Device Activity Detection for Grant-Free Massive Access Under Frequency-Selective Rayleigh Fading

Device activity detection and channel estimation for grant-free massive access under frequency-selective fading have unfortunately been an outstanding problem. This paper aims to address the challenge. Specifically, we present an orthogonal frequency division multiplexing (OFDM)-based grant-free massive access scheme for a wideband system with one M-antenna base station (BS), N single-antenna Internet of Things (IoT) devices, and P channel taps. We obtain two different but equivalent models for the received pilot signals under frequency-selective Rayleigh fading. Based on each model, we formulate device activity detection as a non-convex maximum likelihood estimation (MLE) problem and propose an iterative algorithm to obtain a stationary point using optimal techniques.
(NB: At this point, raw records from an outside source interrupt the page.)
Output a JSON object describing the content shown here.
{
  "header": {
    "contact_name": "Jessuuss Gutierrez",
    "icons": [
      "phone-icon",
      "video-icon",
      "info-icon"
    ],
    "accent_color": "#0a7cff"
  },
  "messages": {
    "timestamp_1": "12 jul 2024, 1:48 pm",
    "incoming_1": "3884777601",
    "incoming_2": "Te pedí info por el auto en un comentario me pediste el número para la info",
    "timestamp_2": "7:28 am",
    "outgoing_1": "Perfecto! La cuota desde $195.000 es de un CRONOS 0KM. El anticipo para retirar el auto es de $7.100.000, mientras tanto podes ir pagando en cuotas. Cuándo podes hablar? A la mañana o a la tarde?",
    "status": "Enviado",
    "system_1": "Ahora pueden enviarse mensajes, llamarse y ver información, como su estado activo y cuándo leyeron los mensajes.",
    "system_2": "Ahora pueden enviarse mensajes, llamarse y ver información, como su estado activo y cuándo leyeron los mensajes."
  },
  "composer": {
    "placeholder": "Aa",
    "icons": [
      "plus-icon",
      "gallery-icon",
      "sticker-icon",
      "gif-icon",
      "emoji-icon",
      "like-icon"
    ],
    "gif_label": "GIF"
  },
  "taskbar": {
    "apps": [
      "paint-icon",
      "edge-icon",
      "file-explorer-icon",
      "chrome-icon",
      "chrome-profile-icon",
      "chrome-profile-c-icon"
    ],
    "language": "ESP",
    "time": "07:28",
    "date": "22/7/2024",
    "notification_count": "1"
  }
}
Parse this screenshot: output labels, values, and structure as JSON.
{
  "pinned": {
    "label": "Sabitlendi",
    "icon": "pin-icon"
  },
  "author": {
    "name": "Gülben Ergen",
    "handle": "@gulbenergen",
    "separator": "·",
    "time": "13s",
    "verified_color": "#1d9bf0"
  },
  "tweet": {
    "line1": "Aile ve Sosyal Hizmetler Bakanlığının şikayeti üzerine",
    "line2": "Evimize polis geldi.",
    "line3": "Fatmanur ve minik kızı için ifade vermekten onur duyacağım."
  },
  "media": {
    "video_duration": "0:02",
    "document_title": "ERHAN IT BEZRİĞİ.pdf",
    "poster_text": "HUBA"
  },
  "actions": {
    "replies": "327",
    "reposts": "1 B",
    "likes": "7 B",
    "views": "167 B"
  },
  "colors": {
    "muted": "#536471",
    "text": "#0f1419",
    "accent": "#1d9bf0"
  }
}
The two proposed MLE-based methods have the identical computational complexity order O(NPL2), irrespective of M, and degrade to the existing MLE-based device activity detection method when P = 1. Conventional channel estimation methods can be readily applied for channel estimation of detected active devices under frequency-selective Rayleigh fading, based on one of the derived models for the received pilot signals. Numerical results show that the two proposed methods have different preferable system parameters and complement each other to offer promising device activity detection design for grant-free massive access under frequency-selective Rayleigh fading.